Tuesday, 7 December 2010

December 7th
The Ascension

I am stuck on three small things with this mystery today - and one of them isn't even directly connected. So of course, that's the one really occupying my mind.

When I was at St. Anne's, one of my religion teachers once said, "Think how glorious it would have been to be there, that's why it's in the Glorious Mysteries." I don't know why or what about it made me remember that moment so clearly (except for all the real details of who and where and why). How glorious to see Jesus ascend into the heavens. To see God returning home. To see the promise for us.

So glorious that Luke wrote about it twice, ending the Gospel and beginning the Acts of the Apostles. Neither time in great detail, however. Nothing like the Road to Emaus or the Coming of the Holy Spirit. But it was simultaneously an ending and a beginning, the end of the Follower phase of the apostles' experience and the beginning of their ministry. The beginning of God's grand decision to let us muddle through doctrine and Church policy and how to best spread His Word throughout the world. To leave us alone in the stymy of truth and morality and hope that we remembered the basic tenets of love thy neighbor and could extrapolate the rest out of that.

And normally, that's precisely what I think about. That last in a series of unfathomable choices to our little human minds (also dramatized in a middle school play for St. Anne's once, I believe, or perhaps a story in a homily there - where an angel cross examines Jesus about the decision to leave without having announced Himself globally or even really locally besides about forty people - to have done His greatest work in secret).

But what keeps catching my thoughts is the idea of Doubting Thomas. Because he really got screwed. Like any of the other disciples wouldn't have looked around at the cramped, rundown (I imagine) little room at all the delirious faces so different than the heartbroken ones he had left and thought that they had gone crazy. Like any of us, after we had our heart broken by faith, would immediately embrace it again on the word of grief-stricken fellow cult members.

I wonder if Thomas spent his entire life looking for the Messiah, if he followed Jesus because he thought they would be delivered from Rome rather than death, if he had already weighed and measure half a dozen false messiahs (which were apparently creeping up everywhere at the time) and found them wanting before he found the real thing. If that is why he was one of the apostles. And I wonder if he felt betrayed by Jesus's apparent end, by death touching God, by the end of the revolution he might have imagined. If that was his real crime, feeling betrayed by God because it didn't turn out like he had believed it would. Like he thought the scriptures had promised him it would.

If his real crime was turning away from God who didn't say what he wanted to hear, what he thought he was getting. When God was strange and thus seemed human and small. If his declaration that he would only believe if he touched His hands and side was Thomas's desperate need not to be fooled again.

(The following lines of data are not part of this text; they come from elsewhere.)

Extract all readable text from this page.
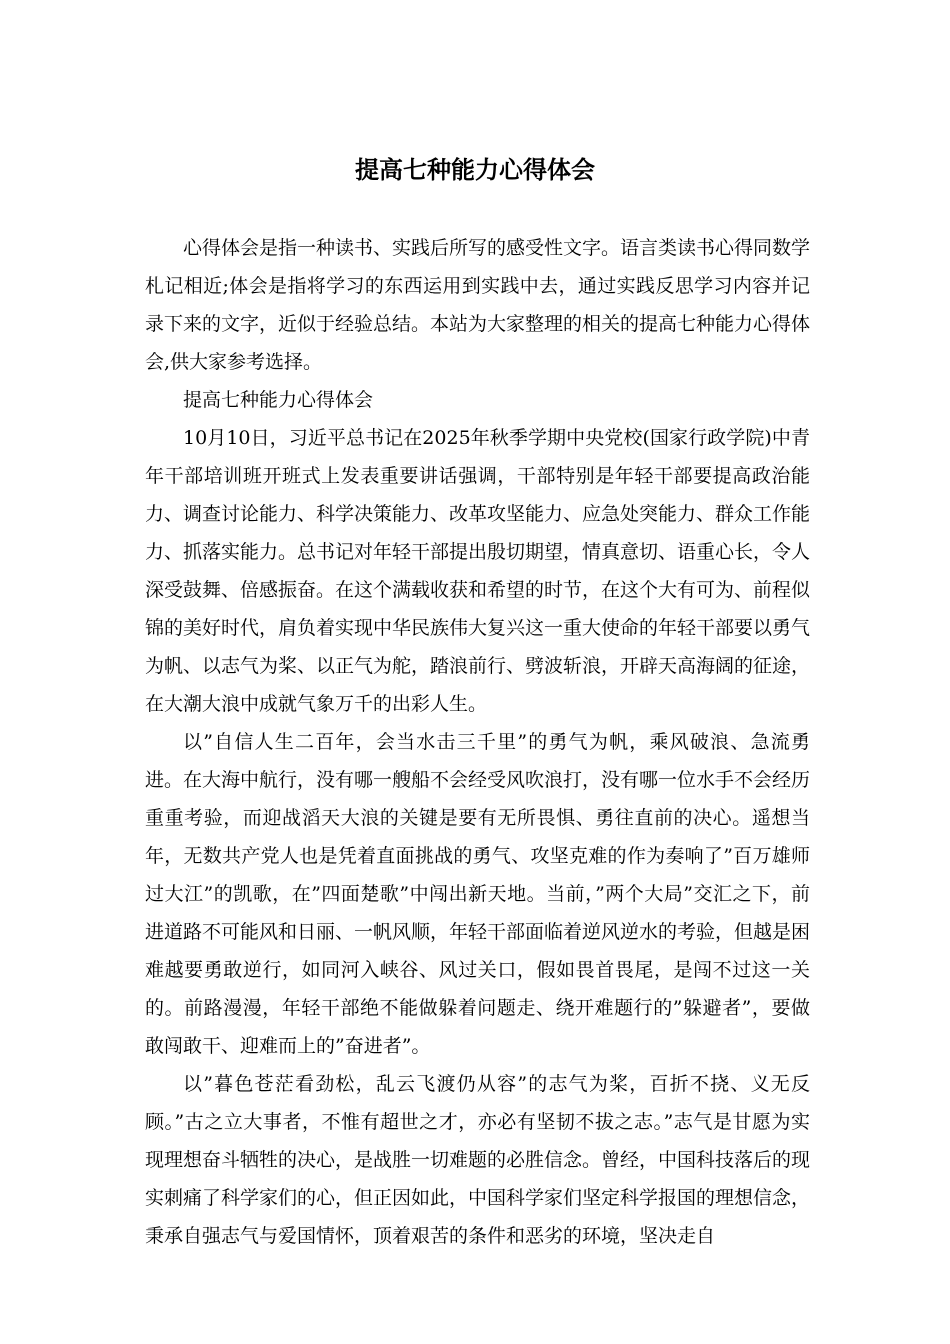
提高七种能力心得体会

心得体会是指一种读书、实践后所写的感受性文字。语言类读书心得同数学札记相近;体会是指将学习的东西运用到实践中去，通过实践反思学习内容并记录下来的文字，近似于经验总结。本站为大家整理的相关的提高七种能力心得体会,供大家参考选择。

提高七种能力心得体会

10月10日，习近平总书记在2025年秋季学期中央党校(国家行政学院)中青年干部培训班开班式上发表重要讲话强调，干部特别是年轻干部要提高政治能力、调查讨论能力、科学决策能力、改革攻坚能力、应急处突能力、群众工作能力、抓落实能力。总书记对年轻干部提出殷切期望，情真意切、语重心长，令人深受鼓舞、倍感振奋。在这个满载收获和希望的时节，在这个大有可为、前程似锦的美好时代，肩负着实现中华民族伟大复兴这一重大使命的年轻干部要以勇气为帆、以志气为桨、以正气为舵，踏浪前行、劈波斩浪，开辟天高海阔的征途，在大潮大浪中成就气象万千的出彩人生。

以”自信人生二百年，会当水击三千里”的勇气为帆，乘风破浪、急流勇进。在大海中航行，没有哪一艘船不会经受风吹浪打，没有哪一位水手不会经历重重考验，而迎战滔天大浪的关键是要有无所畏惧、勇往直前的决心。遥想当年，无数共产党人也是凭着直面挑战的勇气、攻坚克难的作为奏响了”百万雄师过大江”的凯歌，在”四面楚歌”中闯出新天地。当前，”两个大局”交汇之下，前进道路不可能风和日丽、一帆风顺，年轻干部面临着逆风逆水的考验，但越是困难越要勇敢逆行，如同河入峡谷、风过关口，假如畏首畏尾，是闯不过这一关的。前路漫漫，年轻干部绝不能做躲着问题走、绕开难题行的”躲避者”，要做敢闯敢干、迎难而上的”奋进者”。

以”暮色苍茫看劲松，乱云飞渡仍从容”的志气为桨，百折不挠、义无反顾。”古之立大事者，不惟有超世之才，亦必有坚韧不拔之志。”志气是甘愿为实现理想奋斗牺牲的决心，是战胜一切难题的必胜信念。曾经，中国科技落后的现实刺痛了科学家们的心，但正因如此，中国科学家们坚定科学报国的理想信念，秉承自强志气与爱国情怀，顶着艰苦的条件和恶劣的环境，坚决走自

And what a moment then, when Jesus came to him. To reward even his lack of faith. To show him that it wasn't what he expected, what he thought he knew to look for, what he had thought he had in his hands - it was something better. Even if it was cruel first.

And the Ascension was the decision that no one else would have that moment as literally again, save the visionaries who usually had faith before the visions. And even they would have less of a literal, physical, actual 'touch my hands and side' moment.

And that was a gift too. Because Jesus told us, blessed are those who have not seen and believe. Blessed are those who can believe in a world outside of their heads, who can believe in the word of others, who can see God's plan and accept it as it is rather than trying to figure it out.

Blessed are they who can choose to love God rather than worship at the throne of a divine king. Blessed are those who return from warning family to lay low, from fear and guilt for putting loved ones in danger, and hear the good news that a victory and a blessing beyond their wildest dreams has occured. Blessed are those who can have faith even though it comes from men and women who look mad, even when it has burned you and those you love so thoroughly already, even though nothing in your life has prepared you for what God really had planned for you.

Blessed are we too that the apostles could come down from that mania and learn to speak in tongues, learn to speak to the world itself. Blessed are we that God chose to spread His message through human means, however flawed, so that we could have that great leap of faith - taking a crazy sounding story from the mouth of someone alight with what can be a frightening power.

Blessed are those who have not seen and yet believe. Blessed are they, mad souls.